# direct sum of representation of product groups

Given two finite groups $$G_1$$ and $$G_2$$, and some representations $$\rho_1: G_1 \to V_1$$ and $$\rho_2: G_2 \to V_2$$, it seems the standard way to create a representation for $$G_1 \times G_2$$ is to use the tensor product $$\rho_1(g_1) \otimes \rho_2(g_2) \quad g_1,g_2 \in G_1,G_2.$$ It seems to me that one could also use the direct sum $$\rho_1(g_1) \oplus \rho_2(g_2)$$, because the blocks in the matrix form of the representation do not interact and one gets the desired effect. Given that this representation could have a lower dimension than using tensor product, why is it not used?

## 1 Answer

When $$V_1$$ and $$V_2$$ are representations of $$G_1$$ and $$G_2$$ respectively, I'll use $$V_1 \boxtimes V_2$$ to mean the representation of $$G_1 \times G_2$$ with underlying vector space $$V_1 \otimes_{\mathbb{C}} V_2$$, and $$V_1 \boxplus V_2$$ to mean the representation of $$G_1 \times G_2$$ with underlying vector space $$V_1 \oplus V_2$$.

If $$V$$ is an irreducible representation of $$G_1 \times G_2$$, then $$V$$ is isomorphic to $$V_1 \boxtimes V_2$$ for some irreducible representations $$V_1$$ and $$V_2$$ of $$G_1$$ and $$G_2$$ respectively. This means that if we know the representations of $$G_1$$ and $$G_2$$, then using the $$\boxtimes$$ construction we can get to all the (irreducible) representations of $$G_1 \times G_2$$. Conversely, the $$\boxtimes$$ product of two irreducible representations always produces an irreducible representation of $$G_1 \times G_2$$.

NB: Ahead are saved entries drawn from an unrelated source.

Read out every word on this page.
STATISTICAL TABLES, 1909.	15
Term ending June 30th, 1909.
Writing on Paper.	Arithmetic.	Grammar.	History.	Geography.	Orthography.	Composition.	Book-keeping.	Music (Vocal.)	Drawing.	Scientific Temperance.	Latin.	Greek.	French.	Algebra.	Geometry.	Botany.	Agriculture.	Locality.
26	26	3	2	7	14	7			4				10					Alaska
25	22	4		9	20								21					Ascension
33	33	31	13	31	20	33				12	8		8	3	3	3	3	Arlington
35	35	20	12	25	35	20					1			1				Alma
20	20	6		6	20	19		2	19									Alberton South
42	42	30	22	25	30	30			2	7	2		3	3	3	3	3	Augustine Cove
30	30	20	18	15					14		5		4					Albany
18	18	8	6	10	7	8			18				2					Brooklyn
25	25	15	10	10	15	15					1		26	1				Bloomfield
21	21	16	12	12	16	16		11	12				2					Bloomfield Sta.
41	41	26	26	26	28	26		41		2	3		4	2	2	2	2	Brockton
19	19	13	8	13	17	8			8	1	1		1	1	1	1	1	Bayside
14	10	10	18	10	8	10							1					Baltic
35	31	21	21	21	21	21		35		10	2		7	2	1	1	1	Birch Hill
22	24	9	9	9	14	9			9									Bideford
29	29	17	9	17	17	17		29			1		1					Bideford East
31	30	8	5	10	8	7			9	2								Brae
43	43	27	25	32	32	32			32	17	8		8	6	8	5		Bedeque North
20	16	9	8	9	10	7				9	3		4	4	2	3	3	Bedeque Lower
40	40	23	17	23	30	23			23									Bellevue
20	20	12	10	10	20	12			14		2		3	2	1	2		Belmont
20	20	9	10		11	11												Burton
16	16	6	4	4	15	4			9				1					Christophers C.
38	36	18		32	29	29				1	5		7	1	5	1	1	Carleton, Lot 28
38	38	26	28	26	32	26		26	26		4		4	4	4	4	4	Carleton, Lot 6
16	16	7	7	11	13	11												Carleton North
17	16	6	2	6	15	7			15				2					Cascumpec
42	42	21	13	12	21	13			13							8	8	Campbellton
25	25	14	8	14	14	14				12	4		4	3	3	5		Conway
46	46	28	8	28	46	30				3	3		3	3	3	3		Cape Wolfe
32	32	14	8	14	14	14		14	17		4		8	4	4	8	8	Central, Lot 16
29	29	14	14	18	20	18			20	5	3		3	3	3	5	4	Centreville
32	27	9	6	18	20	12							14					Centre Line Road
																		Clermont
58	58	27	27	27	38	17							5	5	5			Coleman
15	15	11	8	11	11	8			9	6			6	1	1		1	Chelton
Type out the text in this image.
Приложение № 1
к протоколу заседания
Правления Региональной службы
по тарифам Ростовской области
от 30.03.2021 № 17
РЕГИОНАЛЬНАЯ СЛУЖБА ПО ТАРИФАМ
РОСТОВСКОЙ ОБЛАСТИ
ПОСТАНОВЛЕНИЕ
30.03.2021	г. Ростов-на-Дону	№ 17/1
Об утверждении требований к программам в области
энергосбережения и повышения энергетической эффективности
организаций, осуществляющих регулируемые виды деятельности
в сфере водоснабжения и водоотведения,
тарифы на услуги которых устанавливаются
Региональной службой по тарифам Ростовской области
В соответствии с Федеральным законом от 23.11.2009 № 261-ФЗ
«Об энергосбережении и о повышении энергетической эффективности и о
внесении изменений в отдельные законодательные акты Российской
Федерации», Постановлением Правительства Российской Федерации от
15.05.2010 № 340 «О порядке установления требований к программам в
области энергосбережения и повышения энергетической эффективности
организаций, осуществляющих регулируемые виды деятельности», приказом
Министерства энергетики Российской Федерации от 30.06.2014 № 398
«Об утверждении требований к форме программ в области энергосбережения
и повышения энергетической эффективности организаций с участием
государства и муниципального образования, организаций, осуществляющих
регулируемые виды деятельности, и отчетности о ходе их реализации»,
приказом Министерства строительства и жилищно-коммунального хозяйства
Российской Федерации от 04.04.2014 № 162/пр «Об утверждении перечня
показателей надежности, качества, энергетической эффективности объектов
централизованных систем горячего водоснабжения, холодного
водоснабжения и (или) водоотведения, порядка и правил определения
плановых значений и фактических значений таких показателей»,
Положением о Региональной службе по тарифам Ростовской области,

On the other hand, $$V_1 \boxplus V_2$$ is always reducible as a $$G_1 \times G_2$$ representation, since both vector subspaces $$V_1$$ and $$V_2$$ are stable under the $$G_1 \times G_2$$ action. On the $$V_1$$ subspace, really only the $$G_1$$ part of the group acts, and the $$G_2$$ part acts trivially, and similarly for the $$V_2$$ subspace. We cannot produce all irreducible representations of $$G_1 \times G_2$$ using this construction, which can already be seen in the example $$G_1 = G_2 = \mathbb{Z} / 2 \mathbb{Z}$$.